Impact on physics and nature
- Dust storms on Mars reach high altitude. Scientists found the cause in the low gravity, allowing the sand grains to bounce much higher.
- The low gravity and lack of continental drift has allowed the growth of the highest mountain in the solar system, e.g. Olympus Mons.
- A rock thrown on Mars will fly much further than on Earth.
Impact on humans
The development of human embryos might be different. Also, the long term consequences for the health of human beings is unclear. Constant physical exercise has proven to be beneficial on the ISS to reduce calcium loss and maintain muscle mass. However the difference between no gravity and low gravity is still unknown.
Impact on technology
- The pressure on bearings for the same service is lower, causing less friction and abrasion. Or lighter bearings can be used.
- A space elevator is easier to build.
Impact on plants
- Plants have grown normally on the ISS and should grow on Mars. The effect on their internal structure of the low gravity is unknown.
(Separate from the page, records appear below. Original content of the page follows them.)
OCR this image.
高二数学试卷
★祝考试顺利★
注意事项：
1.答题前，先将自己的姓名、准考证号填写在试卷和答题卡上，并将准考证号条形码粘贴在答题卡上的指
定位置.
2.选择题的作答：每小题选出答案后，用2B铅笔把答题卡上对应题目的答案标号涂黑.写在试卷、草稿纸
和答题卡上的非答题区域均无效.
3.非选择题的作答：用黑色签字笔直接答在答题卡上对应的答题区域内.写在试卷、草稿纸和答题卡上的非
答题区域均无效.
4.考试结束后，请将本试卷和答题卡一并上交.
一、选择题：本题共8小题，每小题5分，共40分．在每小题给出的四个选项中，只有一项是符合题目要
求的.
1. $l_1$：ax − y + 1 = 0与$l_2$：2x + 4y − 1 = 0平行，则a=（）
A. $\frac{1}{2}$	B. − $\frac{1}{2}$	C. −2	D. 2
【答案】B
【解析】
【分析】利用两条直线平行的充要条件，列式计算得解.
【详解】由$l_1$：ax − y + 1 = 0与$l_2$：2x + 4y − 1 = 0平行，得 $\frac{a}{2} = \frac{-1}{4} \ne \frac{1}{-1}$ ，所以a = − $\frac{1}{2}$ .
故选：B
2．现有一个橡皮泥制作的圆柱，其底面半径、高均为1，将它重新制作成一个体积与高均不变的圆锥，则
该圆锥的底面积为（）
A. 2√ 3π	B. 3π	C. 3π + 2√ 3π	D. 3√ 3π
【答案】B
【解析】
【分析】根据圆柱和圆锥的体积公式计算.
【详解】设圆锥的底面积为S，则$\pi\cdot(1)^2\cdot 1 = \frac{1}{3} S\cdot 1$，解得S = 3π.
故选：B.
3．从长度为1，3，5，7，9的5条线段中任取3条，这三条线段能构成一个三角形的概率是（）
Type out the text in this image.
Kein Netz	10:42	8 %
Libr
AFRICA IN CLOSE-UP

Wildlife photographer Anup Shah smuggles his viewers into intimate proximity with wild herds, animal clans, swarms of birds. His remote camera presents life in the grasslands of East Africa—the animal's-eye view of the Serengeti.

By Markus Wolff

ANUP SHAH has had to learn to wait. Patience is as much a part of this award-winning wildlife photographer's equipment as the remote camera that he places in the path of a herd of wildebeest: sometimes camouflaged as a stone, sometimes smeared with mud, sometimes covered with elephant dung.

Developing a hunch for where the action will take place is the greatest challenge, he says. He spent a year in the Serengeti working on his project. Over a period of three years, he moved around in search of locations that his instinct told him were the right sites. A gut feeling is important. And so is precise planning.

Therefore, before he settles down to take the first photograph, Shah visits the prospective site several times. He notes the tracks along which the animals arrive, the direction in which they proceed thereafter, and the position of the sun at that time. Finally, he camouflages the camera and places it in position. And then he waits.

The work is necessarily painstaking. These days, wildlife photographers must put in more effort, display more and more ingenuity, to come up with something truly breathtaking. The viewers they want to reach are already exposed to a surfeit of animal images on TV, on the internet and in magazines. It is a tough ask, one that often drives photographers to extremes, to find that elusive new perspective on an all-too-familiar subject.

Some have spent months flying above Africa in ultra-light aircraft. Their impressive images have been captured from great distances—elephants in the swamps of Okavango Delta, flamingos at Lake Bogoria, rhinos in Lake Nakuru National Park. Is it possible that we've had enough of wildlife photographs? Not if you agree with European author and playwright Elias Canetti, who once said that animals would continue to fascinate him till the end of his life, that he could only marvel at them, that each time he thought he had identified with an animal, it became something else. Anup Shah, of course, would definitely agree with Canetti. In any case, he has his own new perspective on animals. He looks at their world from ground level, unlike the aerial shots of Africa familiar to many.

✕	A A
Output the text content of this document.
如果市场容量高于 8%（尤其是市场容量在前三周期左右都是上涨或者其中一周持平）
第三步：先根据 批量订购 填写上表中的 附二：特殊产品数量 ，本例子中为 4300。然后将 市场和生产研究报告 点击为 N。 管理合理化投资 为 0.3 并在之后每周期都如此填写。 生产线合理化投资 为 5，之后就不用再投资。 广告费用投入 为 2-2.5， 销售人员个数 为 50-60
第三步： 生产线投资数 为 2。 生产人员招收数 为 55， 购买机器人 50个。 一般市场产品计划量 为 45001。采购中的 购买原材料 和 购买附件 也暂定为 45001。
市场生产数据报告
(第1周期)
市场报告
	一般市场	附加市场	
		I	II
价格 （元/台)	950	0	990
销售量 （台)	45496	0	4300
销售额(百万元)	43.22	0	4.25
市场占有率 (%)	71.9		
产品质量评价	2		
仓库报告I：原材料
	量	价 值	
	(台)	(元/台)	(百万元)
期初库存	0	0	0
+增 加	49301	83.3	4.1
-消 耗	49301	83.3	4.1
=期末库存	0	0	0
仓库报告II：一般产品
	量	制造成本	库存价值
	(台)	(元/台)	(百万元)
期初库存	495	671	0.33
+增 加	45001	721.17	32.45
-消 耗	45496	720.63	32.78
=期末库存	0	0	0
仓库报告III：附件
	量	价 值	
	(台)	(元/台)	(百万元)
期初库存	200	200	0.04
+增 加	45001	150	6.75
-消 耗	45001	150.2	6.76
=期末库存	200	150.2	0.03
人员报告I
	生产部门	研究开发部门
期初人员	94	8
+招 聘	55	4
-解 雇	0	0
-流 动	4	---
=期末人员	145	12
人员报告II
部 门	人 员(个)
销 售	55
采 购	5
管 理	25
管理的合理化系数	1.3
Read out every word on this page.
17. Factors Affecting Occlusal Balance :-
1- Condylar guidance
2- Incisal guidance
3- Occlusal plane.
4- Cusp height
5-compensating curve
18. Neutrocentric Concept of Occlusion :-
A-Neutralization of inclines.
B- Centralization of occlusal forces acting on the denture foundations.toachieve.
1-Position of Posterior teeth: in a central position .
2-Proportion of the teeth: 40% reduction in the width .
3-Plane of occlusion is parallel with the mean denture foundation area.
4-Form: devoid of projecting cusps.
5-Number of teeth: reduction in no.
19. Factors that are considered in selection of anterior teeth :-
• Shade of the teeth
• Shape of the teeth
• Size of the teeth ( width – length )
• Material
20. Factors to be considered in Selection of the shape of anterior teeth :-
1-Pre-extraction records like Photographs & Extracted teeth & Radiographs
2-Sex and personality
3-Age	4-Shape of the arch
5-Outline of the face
Impact on Settlement design
For the 2019 Mars Society settlement design contest, Kent Nebergall proposed the Eureka base design. This design addresses most of the potential problems that might arise from lower gravity by building the settlement about a pair of rotating ring structures capable of simulating Earth gravity by centripetal force. Usually planned for spaceships, artificial gravity using centripetal force could be implemented on Mars.
The design addresses a number of social and technological issues, as well as artificial gravity.